Most founders cling to the CEO title like it’s the prize. It’s not. It’s a job. A very specific, often brutal job — and it has almost nothing to do with why most founders started building in the first place.
Jay Graber just did something the startup world rarely celebrates: she looked in the mirror, told the truth, and moved accordingly.
She’s stepping down as Bluesky’s CEO to become Chief Innovation Officer — letting Toni Schneider, a seasoned operator and partner at True Ventures (an investor in Bluesky), step in as interim CEO. The press will frame this as a transition. I’d frame it as clarity.
But let’s be honest about the full picture. Because the signs were there.
Last October, Graber got into a public spat with her own users over platform moderation — responding to critics with “WAFFLES!” and telling another to “try a poster’s strike.” She briefly became the main character of her own platform. Not a great look for a CEO. But here’s the thing — it wasn’t a character flaw. It was a miscast role revealing itself in real time. That’s what happens when a builder is forced to play politician.
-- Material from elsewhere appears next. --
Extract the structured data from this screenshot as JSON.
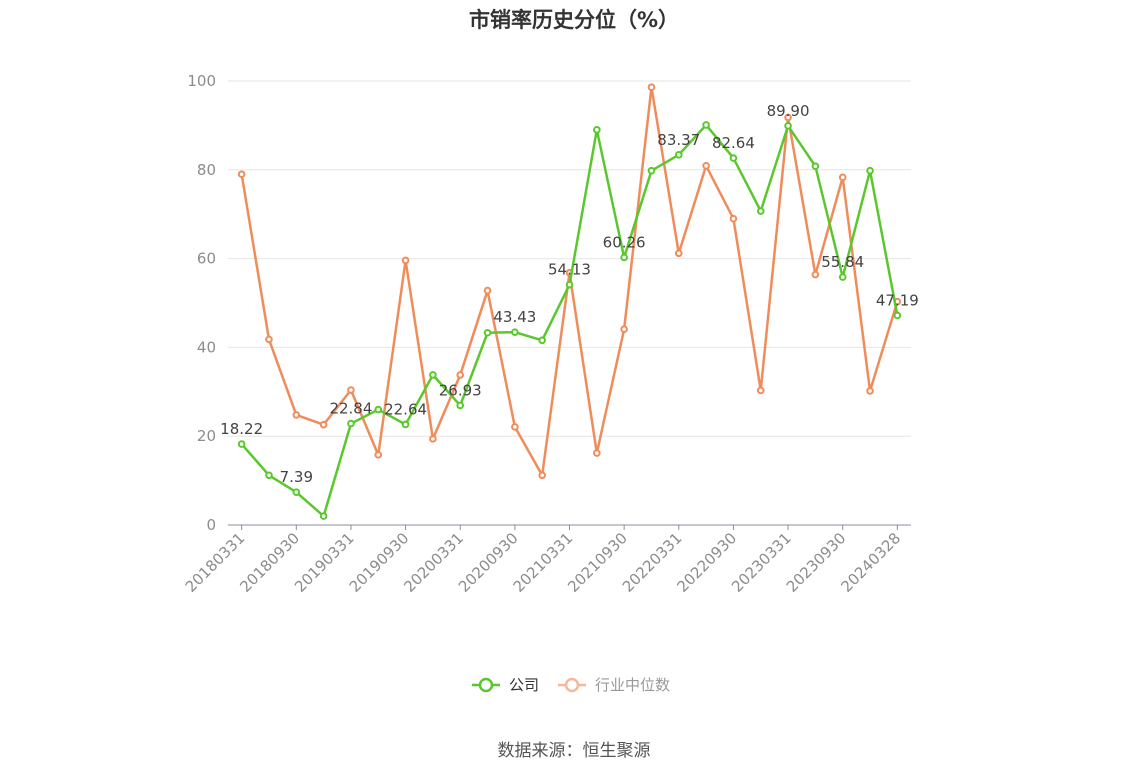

Before that, in 2023, a racist username sat live on the platform for weeks with no response from leadership. Investors had to email Graber directly to push her to act — and her apology took 10 days. Again, not malicious. Just someone who wasn’t wired for crisis communications, public accountability, or the relentless stakeholder management that the CEO seat demands.
Being a CEO is a completely different skill set than being a founder. Graber built something remarkable — a decentralized social platform with 43 million users, a real alternative to X at a moment when the world desperately wanted one. That took vision, conviction, and technical courage. But scaling what you built? Compliance battles across a patchwork of state laws. Moderation politics that please no one. Revenue models that don’t yet exist. That’s a different beast entirely. And not everyone is wired for it — nor should they have to be.
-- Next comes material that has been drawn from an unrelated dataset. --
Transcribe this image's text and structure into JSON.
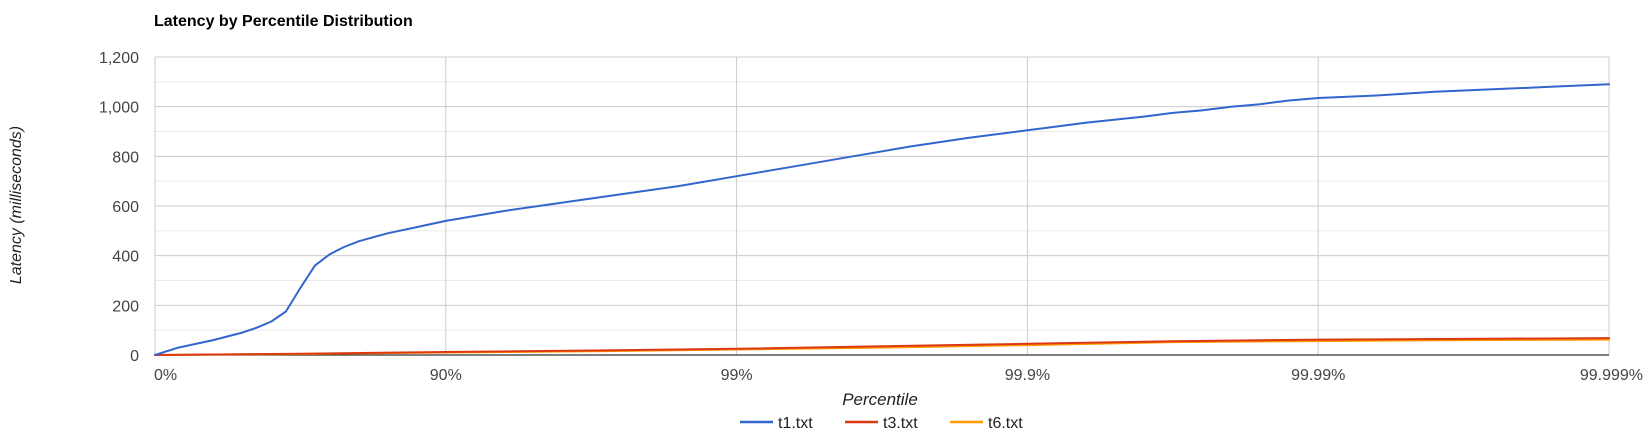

The venture capital angle here is also worth naming. When a VC firm partner steps in as interim CEO of a portfolio company, that’s not just mentorship. That’s a firm protecting its investment while the board searches for permanent leadership. This is how it works. It’s not shameful — it’s actually the system functioning correctly. The question is whether founders are honest enough with themselves, and their boards, to let it happen before the company breaks.
Most aren’t.
Most founders wait too long. They mistake the title for identity. They conflate letting go of the CEO seat with admitting failure. So they stay, they struggle in silence, and the company pays the price. Graber said she’s “most energized by exploring new ideas, bringing a vision to life.” That’s not a consolation prize. That’s self-knowledge. Rare, hard-won self-knowledge — and frankly, self-knowledge that most seasoned executives twice her age never develop.
The leadership lesson here isn’t about stepping down. It’s about knowing what you’re actually good at — and having the courage to reorganize your life around it.
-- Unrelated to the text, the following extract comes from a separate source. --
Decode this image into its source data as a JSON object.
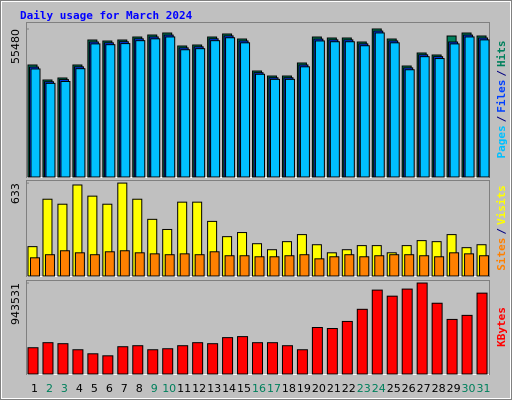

I work with founders and executives constantly who are miserable in roles they technically “earned.” They built the thing, so they feel obligated to keep running it. But obligation is not a leadership strategy. And suffering through a role you’re not suited for doesn’t serve you, your team, or the people using what you built.
The waffles incident wasn’t a PR crisis. It was a signal. The slow crisis response wasn’t incompetence. It was a mismatch. Graber’s genius is in architecture — building systems, protocols, new things. Not in managing the messy, political, never-ending human drama of running a scaled social platform.
She may have just given Bluesky its best shot at surviving — not by holding on, but by letting go.
That’s not weakness. That’s leadership.